The reasons behind this trend can largely be explained by higher deaths from motor vehicle accidents, heart attacks, other types of accidents, and suicide by firearms, according to Holmes.

At the same time, rural hospitals have been facing shrinking inpatient volume while outpatient volume increases, with 3 of 4 hospitals having more than 60% of their revenue coming from outpatient care. Other challenges facing these hospitals include having trouble recruiting and retaining providers; having greater Medicaid, Medicare, and self-pay populations; having smaller populations that are sicker, older, lower-income, and unemployed; and having less access to technology, such as electronic health records and telehealth.

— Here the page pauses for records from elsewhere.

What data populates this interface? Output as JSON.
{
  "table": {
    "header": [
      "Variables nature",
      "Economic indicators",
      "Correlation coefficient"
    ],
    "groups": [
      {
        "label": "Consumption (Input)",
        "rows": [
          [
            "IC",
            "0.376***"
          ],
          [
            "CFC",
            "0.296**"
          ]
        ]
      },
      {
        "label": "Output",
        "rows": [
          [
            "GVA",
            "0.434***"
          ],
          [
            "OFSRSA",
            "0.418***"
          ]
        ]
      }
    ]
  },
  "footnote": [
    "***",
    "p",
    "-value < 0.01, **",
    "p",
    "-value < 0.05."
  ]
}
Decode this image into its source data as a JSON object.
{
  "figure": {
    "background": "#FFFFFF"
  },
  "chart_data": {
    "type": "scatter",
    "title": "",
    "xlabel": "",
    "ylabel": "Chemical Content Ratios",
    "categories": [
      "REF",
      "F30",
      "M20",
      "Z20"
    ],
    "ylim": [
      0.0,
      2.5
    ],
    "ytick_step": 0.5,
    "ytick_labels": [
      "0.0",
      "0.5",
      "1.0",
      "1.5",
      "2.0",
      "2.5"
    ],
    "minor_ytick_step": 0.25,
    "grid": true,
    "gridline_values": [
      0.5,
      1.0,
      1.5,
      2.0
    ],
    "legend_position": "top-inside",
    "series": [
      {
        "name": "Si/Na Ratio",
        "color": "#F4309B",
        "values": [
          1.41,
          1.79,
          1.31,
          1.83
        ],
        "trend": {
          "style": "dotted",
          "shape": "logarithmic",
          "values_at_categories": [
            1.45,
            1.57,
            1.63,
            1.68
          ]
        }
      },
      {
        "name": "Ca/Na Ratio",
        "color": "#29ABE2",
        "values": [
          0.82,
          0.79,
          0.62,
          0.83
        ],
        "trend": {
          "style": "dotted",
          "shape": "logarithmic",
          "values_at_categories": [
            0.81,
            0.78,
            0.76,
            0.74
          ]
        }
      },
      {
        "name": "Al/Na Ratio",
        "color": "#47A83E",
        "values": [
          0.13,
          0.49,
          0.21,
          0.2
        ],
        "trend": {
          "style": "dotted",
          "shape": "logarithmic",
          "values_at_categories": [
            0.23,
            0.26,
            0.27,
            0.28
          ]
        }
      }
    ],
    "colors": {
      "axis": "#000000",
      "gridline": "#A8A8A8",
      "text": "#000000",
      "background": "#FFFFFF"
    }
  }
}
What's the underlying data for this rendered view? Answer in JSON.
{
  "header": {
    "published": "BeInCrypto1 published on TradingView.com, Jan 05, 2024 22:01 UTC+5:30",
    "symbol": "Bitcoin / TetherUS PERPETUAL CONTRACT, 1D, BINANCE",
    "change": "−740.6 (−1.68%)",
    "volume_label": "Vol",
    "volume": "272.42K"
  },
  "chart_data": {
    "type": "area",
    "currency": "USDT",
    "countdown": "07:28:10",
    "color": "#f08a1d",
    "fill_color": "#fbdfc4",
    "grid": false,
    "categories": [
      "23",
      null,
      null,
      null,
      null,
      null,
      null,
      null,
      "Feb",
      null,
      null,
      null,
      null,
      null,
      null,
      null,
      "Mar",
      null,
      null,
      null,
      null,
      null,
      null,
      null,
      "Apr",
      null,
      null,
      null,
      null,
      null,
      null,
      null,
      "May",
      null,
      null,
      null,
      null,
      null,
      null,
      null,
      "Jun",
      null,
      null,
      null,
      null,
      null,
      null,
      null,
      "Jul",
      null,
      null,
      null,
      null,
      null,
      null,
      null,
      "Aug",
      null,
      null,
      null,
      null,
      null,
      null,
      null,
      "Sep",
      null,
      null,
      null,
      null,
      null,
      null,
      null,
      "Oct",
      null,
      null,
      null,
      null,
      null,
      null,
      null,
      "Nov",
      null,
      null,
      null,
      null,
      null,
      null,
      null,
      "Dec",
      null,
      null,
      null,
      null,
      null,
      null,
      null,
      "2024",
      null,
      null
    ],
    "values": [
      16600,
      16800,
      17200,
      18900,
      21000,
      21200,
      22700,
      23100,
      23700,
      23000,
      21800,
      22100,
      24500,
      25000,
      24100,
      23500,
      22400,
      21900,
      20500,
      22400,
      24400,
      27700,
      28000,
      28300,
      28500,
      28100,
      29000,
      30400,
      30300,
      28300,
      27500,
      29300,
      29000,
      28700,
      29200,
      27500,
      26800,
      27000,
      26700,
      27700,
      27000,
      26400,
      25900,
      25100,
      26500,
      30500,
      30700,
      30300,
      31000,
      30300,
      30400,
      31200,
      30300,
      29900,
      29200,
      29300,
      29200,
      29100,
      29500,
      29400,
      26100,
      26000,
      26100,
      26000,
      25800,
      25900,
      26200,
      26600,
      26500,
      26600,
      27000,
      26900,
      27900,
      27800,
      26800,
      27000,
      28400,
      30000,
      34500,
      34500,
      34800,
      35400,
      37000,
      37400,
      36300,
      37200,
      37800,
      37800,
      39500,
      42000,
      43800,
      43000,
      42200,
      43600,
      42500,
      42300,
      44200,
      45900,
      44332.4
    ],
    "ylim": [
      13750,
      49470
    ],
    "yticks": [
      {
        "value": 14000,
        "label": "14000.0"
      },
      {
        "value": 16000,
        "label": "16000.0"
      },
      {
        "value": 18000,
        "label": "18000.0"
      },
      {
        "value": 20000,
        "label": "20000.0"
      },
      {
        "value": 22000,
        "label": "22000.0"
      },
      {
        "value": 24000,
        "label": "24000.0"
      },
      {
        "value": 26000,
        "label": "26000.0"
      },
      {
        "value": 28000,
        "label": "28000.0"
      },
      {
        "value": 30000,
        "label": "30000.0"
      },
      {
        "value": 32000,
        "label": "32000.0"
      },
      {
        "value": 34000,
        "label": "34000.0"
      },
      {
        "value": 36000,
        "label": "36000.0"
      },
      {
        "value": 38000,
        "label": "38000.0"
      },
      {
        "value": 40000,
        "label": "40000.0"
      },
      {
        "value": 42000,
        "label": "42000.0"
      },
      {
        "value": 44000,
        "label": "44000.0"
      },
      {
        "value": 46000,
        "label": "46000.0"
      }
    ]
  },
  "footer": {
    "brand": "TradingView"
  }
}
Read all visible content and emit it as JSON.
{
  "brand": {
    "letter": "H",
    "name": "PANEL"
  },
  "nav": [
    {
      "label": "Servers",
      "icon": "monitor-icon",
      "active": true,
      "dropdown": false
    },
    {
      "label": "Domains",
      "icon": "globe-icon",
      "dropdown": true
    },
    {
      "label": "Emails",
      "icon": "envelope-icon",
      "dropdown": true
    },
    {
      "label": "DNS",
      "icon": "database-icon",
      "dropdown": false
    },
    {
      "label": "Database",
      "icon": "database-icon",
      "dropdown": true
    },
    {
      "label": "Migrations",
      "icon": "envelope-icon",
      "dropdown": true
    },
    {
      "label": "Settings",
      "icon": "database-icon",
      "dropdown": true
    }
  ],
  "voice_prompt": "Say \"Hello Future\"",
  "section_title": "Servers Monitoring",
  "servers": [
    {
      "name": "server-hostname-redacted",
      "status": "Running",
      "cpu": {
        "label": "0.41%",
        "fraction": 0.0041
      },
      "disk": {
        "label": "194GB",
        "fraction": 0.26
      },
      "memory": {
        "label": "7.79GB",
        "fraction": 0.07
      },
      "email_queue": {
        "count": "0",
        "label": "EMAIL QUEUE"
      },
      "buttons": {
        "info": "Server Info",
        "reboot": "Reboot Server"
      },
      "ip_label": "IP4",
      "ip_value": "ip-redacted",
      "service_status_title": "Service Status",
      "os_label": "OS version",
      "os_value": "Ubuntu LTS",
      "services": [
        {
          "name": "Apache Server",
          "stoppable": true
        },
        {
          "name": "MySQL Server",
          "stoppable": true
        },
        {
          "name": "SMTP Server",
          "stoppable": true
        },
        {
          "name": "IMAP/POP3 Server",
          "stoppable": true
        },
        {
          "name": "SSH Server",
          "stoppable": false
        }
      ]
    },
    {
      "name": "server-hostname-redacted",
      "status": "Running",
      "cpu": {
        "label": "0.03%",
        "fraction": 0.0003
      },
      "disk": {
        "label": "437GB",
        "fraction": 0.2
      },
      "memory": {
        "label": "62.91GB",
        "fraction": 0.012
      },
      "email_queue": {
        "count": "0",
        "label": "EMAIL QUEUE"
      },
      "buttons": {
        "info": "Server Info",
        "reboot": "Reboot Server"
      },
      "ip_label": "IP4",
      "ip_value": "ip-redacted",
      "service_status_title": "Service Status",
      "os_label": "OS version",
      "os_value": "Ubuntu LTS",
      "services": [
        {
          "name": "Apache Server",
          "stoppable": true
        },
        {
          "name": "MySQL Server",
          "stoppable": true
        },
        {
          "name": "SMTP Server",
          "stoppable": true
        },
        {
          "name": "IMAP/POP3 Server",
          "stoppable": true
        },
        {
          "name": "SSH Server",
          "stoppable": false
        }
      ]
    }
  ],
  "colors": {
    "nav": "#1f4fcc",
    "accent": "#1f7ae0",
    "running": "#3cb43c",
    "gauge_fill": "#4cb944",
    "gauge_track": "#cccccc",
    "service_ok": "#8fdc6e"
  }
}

These hospitals also face a lack of physician coverage, patient safety concerns, and poor management, as well as negative profit margins.

As a result, rural hospitals are closing across the country, with higher concentrations of closures in the South, said Holmes. While some convert to outpatient, primary, or urgent care centers, more than half are being abandoned.

And it’s not just closures of whole units that are an issue, explained Holmes. It’s also the closure of service lines. For example, 9% of rural counties lost their obstetrician services between 2004 and 2014.

As healthcare stakeholders continue to search for answers to the problem, Holmes explained that a possible solution could come from rural freestanding emergency departments that offer 24/7 care. However, he said, there is no current good mechanism for reimbursing them.

Rural health clinics (RHCs)—primary care clinics in underserved rural areas—are also facing significant shifts from these challenges, explained Bill Finerfrock, executive director for the National Association of Rural Health Clinics.